La cocaína es una mercancía más dentro del capitalismo industrial globalizado. El intento de situarla como causa última de lo que acontece en el mundo puede estar justificado por la situación desde la que el autor aborda su tema (desde 2006 está condenado a muerte por la mafia napolitana tras publicar su primer libro: Gomorra). Pero la realidad es más compleja, y se resiste al análisis desde un sólo punto para explicarla por completo. A no ser que la reduzcamos considerablemente. Saviano rastrea, sobre todo, el proceso de distribución de la cocaína y los lazos con la economía financiera especulativa, y eso es un acierto. Pero deja de lado las condiciones de producción de la coca (se echa en falta un capítulo explicando las políticas agrarias de los países productores, por ejemplo). Y, sobre todo, pasa de puntillas por la parte del consumo. Porque todo ese negocio criminal, todo lo que nos presenta con una luz fría que lo hace aún mas abominable, está destinado a que millones de personas consuman el polvo blanco (unos siete millones en Europa, según apunta él mismo a través de un informe de la UE). Quien la consume quiere sentirse eufórico, exitoso, fuerte. Pero, ¿por qué quieren eso? Saviano responde: cuanto más se acelera el capitalismo más coca hace falta. Pero seguimos sin explicarnos nada, y aquí se podría dar la vuelta al argumento de todo el libro: entonces es el turbocapitalismo el que gobierna el mundo y la coca es sólo un medio entre muchos otros. La demanda de cocaína, según nos dice, no deja de crecer en todo el planeta, igual que la demanda de muchas otras mercancías de «curso legal». Pero sin el concurso del petróleo barato el comercio internacional de la cocaína, como el de casi todo lo demás, se vería en serios aprietos. Sin la existencia del Estado (violencia organizada) y la Técnica (producción organizada) el narcotráfico internacional y sus redes mafiosas no tendrían razón de ser.
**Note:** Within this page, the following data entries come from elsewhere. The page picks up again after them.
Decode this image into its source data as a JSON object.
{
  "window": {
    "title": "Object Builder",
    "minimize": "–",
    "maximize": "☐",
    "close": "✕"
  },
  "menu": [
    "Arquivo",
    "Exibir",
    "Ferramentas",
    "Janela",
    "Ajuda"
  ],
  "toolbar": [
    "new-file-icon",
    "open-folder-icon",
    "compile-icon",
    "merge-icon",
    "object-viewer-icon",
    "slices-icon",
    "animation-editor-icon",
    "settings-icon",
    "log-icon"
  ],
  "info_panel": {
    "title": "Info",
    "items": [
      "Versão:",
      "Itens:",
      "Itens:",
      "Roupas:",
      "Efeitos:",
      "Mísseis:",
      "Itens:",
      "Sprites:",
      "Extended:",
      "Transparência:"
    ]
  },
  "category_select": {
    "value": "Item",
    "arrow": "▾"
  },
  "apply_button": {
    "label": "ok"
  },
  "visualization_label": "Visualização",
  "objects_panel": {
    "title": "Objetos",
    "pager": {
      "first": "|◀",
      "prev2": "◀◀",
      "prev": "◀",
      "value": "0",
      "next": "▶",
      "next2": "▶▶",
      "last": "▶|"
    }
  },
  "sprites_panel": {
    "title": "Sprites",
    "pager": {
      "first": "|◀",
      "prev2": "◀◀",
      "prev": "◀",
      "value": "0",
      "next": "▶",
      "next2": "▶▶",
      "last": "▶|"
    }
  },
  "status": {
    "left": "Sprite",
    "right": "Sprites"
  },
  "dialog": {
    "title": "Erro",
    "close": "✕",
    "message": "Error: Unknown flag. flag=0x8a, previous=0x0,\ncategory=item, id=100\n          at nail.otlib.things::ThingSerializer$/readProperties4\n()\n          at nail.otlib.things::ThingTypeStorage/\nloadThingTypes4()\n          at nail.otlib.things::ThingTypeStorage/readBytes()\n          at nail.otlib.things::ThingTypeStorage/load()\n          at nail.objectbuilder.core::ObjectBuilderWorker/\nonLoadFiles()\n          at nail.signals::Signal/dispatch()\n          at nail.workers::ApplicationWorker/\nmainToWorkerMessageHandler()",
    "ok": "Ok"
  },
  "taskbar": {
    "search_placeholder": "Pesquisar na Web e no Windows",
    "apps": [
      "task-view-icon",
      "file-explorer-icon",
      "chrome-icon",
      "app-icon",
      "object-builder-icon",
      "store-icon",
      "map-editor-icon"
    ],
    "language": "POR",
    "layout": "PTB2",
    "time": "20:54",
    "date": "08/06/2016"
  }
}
El consumo de drogas es más antiguo que el capitalismo, pero la aceleración del mundo industrial desde hace al menos dos siglos ha convertido cualquier actividad humana en presa de la mercantilización. El ascenso de la vida administrada nos puede proporcionar cocaína o latas de sardinas (o cocaína oculta en latas de sardinas, también), pero no cambia mucho en cuanto al problema central: el desarrollo internacional de la violencia organizada y de la producción industrial. Esas son las fuentes históricas de una crisis social que dura siglos. Es la Ley la que genera el crimen, y no al contrario. Es la industrialización la que genera la necesidad y la escasez, y no al contrario.
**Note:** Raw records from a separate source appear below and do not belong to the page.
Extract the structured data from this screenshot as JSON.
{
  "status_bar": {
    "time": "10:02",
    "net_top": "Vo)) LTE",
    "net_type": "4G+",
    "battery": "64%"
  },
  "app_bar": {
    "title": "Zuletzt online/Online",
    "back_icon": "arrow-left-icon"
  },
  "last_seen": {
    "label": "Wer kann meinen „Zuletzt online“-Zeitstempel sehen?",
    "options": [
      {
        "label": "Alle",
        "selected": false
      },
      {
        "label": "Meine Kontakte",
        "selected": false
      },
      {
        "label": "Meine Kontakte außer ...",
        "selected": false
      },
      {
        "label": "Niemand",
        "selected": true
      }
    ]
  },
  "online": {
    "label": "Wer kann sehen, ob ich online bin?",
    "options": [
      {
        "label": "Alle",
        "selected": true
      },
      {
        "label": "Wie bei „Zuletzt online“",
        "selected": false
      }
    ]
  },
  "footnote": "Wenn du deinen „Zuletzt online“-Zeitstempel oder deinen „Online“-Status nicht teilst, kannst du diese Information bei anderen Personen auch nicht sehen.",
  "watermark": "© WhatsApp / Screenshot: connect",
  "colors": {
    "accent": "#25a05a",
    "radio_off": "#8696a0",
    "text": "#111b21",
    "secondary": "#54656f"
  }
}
Por eso no se trata tanto de legalizar la cocaína, como apunta Saviano hacia el final del libro, como de prescindir de la violencia organizada en todas sus formas. Y cualquier legalización presupone la existencia del Estado, que ostenta el monopolio de esa violencia. Si la elección sólo se puede hacerr entre Mafia o Estado, casi sería mejor comenzar por otro lugar el análisis.
¿Cuál es el problema de la cocaína, su verdadera dimensión? Las historias que relata Saviano son en muchos casos horribles, y están muy bien contadas. Pero, ¿qué lugar ocupan en la masacre indiscriminada en que se ha convertido la industrialización legalizada y el proceso de modernización que despoja de todo y tira al vertedero a más de dos tercios de la humanidad? Veamos: Saviano intenta hacer la cuenta de la cocaína que se ha producido en un año, y se frustra por lo difícil de hacer el balance: por la naturaleza misma de los datos, por las distintas fases de «corte» de la coca, que generan un desfase entre la cantidad de producto en origen y el destinado al consumo final, por los números de las incautaciones que no coinciden con el resto, etcétera. Al final, más o menos, nos acercamos a una cifra: entre 700 y 1.000 toneladas de cocaína al año. ¿Mucho? Depende. La producción mundial de café para el año 2013 según la FAO habría sido de 7 millones de toneladas.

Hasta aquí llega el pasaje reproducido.